I read The End of the Chinese Middle Ages: Essays in Mid-Tang Literary Culture by Stephen Owen this weekend. I didn't realize that it was going to be more literary review than history but I really enjoyed it nonetheless. He looked at the years 791-825, and the different literary trends that were going on. There seemed to be some interesting themes that he raised, the issue of individualism in poetry, writing to upset people, taking the idea of a good poet never being appreciated in his time to a whole new level. He did a lot of poetry analysis, and thankfully, always included the Chinese versions of the poems. He definitely managed to give a good flavour for what, he admitted, some of the people were thinking about at the time. It was interesting as the later Tang from what I have read so far was a time of increasing commerce and the acceptance of merchants into society. In the poetry shown there was a much greater idea of ownership and need to possess than was shown in earlier works, particularly over nature.
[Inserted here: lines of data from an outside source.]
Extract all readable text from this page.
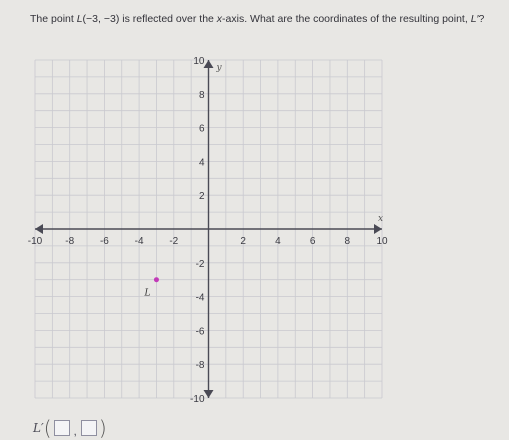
The point L(−3, −3) is reflected over the x-axis. What are the coordinates of the resulting point, L′?
x
y
-10 -8	-6	-4	-2	2	4	6	8	10
10
8
6
4
2
-2
-4
-6
-8
-10
L
L′ ( , )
He also did an analysis of two short stories that were popular at the time. Giving a full English translation of the stories in the appendices. The analysis of the stories were my favorite part of the book. I'd heard both stories before but never thought of them in the terms he described before which were very interesting. Both were romantic tales that ended poorly. The first was about a man who choose a beautiful woman companion and then abandoned her despite promises of eternal love, and then after agreeing to spend 8 years with her. She cursed him at her death, and he ended up turning into a hateful jealous man who killed many of his future wives and lovers as he suspected them of being untrue. The other story as Owen stated "unique" in Tang stories has such a strong reverberation to it that most people think it must be true. It's the story of a man who is teased by his friends for not participating in their orgies. So he goes and has a love affair with a distant maternal cousin, someone he could have married, however he doesn't marry her, they are separated, he ends up marrying someone else as does she. It's a simple outline and yet the story is far more complex. Both think they are in the right. Both try to get the audience, and the public, to be sympathetic to their cause. Both act like real people, being fickle, changing their minds, and at the same time being very sincere and passionate. It's easy to see why it has survived for so long.
A very nice little book. Different to what I was expecting. But literature studies are definitely a large part of understanding Chinese history so I'm very glad I read it. The more background the better!